Saya sedikit heran dengan kata 'ijin' yang diucapkan dengan penekanan lebih. Lalu saya bertanya maksud dari ijin tersebut. Petugas itu menjelaskan, ijin di sini adalah semacam ritual keagamaan singkat. Katanya lagi, beberapa film Indonesia yang pernah menggunakan klenteng ini sebagai tempat syuting sering mengalami 'gangguan' ketika sedang mengambil gambar altar-altar tersebut.
Hmm.....dapat cerita baru, nih!

VIHARA KARUNA DHARMA
Setelah usai mengelilingi klenteng, saya diajak Pop untuk berkunjung ke Vihara yang letaknya tepat di belakang klenteng Tjoe An Kiong ini. Namanya Vihara Karuna Dharma (Theravada). Menurut cerita, pada mulanya vihara ini adalah rumah tinggal biasa. Namun oleh pemiliknya kemudian digunakan sebagai vihara. 
Keunikan vihara ini terletak pada arsitekturnya. Pada bagian depan vihara, deretan kolom-kolom berukuran besar menunjukkan bahwa pada bagian depan bangunan ini dibangun dengan arsitektur kolonial. Namun pada bagian bangunan utamanya dibangun dengan sentuhan arsitektur Cina.


Bagian depan vihara

Altar untuk menghormati arwah pemilik vihara
Altar untuk sembahyangan
Penunggu vihara (kiri) dan mba Riris (kanan) dari BCB Jawa Tegah
Di vihara ini, saya sempet iseng naik menuju loteng atas. Konon, loteng itu digunakan sebagai tempat penyimpanan hasil panen. Tapi ada juga yang berujar mungkin loteng itu pernah digunakan sebagai tempat untuk menyimpan candu mengingat jarak antara vihara dan Rumah Candu dekat. Entah mana yang benar.

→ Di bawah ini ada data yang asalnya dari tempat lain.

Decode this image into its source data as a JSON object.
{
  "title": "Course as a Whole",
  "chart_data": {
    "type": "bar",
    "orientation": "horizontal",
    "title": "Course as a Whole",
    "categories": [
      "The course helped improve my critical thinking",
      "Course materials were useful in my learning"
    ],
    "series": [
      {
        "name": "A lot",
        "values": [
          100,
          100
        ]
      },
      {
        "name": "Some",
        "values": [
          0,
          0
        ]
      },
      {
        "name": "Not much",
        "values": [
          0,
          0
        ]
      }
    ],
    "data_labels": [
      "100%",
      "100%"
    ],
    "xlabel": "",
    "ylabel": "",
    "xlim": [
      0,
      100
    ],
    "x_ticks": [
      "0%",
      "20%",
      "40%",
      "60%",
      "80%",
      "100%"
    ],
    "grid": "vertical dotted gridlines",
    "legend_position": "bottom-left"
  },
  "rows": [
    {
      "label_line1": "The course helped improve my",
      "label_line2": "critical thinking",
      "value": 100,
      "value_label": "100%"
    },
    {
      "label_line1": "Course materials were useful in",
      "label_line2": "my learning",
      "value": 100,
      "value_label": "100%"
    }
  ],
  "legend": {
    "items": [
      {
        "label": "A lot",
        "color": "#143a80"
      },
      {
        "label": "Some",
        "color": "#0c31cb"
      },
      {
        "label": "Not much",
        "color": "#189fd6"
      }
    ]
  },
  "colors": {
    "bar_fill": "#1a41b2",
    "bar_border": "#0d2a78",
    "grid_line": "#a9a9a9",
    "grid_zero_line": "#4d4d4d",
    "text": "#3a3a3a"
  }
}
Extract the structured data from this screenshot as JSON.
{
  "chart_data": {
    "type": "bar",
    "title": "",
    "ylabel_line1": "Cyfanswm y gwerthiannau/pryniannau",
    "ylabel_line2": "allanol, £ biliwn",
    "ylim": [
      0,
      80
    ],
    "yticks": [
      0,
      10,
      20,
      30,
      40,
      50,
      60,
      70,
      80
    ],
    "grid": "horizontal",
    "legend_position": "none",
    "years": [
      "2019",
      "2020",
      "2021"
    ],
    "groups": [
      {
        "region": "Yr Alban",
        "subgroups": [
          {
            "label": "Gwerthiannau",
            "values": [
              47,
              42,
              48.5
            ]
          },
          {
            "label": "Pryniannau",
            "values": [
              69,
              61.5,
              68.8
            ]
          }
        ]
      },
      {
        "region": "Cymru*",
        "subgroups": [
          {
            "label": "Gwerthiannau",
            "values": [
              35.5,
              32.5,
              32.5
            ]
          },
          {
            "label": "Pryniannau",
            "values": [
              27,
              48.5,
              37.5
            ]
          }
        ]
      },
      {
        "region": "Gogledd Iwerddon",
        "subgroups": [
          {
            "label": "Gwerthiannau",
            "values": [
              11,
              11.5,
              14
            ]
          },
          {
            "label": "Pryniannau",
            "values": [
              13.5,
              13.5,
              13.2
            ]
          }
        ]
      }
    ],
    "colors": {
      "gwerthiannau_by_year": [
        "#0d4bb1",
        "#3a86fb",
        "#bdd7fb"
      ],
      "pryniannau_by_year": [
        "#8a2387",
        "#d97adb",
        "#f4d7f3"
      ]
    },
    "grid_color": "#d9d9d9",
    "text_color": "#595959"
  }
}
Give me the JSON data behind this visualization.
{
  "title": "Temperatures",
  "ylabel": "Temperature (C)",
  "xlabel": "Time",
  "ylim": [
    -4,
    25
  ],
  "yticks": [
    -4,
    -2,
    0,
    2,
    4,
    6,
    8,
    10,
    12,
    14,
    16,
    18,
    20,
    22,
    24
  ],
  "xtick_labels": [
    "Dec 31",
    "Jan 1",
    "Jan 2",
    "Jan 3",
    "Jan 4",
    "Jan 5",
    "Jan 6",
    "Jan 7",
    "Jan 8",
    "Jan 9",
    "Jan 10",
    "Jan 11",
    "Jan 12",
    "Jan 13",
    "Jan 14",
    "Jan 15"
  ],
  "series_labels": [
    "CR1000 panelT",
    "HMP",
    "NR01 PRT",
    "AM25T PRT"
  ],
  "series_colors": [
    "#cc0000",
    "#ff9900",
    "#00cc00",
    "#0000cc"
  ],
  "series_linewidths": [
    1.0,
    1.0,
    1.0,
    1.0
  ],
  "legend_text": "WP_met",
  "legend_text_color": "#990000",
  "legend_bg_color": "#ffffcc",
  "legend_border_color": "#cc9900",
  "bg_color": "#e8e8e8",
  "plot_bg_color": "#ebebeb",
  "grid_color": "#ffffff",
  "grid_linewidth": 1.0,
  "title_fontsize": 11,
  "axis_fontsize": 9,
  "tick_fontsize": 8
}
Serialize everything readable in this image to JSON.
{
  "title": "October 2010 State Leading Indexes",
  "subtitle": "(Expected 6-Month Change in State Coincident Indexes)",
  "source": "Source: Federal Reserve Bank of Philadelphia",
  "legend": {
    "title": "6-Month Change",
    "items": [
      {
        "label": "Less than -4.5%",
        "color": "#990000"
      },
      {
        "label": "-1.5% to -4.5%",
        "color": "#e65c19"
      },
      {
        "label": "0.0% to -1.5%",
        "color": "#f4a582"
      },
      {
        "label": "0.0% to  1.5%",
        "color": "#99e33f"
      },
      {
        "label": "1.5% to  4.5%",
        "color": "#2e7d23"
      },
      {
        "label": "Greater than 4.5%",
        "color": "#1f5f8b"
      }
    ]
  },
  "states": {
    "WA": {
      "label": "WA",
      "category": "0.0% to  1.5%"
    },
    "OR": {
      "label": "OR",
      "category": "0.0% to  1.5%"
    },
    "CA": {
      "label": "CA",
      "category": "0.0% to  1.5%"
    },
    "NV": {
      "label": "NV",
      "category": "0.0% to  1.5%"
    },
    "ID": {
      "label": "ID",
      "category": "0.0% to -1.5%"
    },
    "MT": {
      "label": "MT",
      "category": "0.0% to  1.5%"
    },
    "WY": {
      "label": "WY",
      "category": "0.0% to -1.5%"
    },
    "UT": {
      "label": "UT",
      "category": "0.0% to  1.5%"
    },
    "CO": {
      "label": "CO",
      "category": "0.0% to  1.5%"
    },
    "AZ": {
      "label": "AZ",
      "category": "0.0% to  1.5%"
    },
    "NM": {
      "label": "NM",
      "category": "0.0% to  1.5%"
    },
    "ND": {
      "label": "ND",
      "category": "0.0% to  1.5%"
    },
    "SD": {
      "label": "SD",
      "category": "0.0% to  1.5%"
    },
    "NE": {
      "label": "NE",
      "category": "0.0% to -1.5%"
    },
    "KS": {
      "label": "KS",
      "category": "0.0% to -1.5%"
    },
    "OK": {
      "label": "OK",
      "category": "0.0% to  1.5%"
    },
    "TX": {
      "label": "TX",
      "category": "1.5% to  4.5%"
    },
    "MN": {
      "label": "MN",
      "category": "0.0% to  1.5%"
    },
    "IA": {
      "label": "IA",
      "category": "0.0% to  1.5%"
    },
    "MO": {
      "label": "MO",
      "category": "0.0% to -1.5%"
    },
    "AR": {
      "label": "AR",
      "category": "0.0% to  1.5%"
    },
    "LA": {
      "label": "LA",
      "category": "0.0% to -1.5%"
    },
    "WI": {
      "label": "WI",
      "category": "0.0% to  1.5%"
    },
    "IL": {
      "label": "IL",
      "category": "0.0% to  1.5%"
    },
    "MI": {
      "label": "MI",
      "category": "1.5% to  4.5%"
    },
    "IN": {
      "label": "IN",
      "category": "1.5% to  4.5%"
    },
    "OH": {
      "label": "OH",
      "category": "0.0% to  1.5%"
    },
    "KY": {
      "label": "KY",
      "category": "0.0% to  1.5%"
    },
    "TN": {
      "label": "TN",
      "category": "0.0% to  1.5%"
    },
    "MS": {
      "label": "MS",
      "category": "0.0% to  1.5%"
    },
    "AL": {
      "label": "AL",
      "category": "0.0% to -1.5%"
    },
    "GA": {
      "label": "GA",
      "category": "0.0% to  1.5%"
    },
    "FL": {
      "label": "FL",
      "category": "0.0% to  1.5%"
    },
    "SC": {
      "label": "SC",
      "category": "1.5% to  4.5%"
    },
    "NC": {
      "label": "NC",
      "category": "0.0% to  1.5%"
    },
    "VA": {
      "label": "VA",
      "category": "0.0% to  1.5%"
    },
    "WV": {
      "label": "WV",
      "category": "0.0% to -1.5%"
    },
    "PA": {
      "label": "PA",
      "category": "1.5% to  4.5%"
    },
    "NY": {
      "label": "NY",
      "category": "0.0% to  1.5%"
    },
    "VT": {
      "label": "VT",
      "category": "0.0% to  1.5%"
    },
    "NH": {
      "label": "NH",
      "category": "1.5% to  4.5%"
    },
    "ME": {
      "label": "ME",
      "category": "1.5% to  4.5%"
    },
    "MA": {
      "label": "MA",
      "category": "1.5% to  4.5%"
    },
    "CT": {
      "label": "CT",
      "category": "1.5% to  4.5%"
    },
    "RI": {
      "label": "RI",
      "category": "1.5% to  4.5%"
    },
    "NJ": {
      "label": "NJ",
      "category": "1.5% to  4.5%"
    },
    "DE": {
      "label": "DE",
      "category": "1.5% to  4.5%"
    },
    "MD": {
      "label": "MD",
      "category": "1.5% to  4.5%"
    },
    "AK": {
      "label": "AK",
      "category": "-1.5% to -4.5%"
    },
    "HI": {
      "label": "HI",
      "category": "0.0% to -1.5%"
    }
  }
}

Oya, layaknya rumah-rumah cina di Lasem, vihara ini menggunakan lantai dari kayu. Namun sayangnya tampak tak terawat. 
Sambil menunggu teman-teman yang masih asyik memotret, seorang peserta heritage trail sibuk memetik jambu yang sudah matang dari pohon jambu yang terdapat di halaman vihara ini. Hummm!!! Enaakkk!!!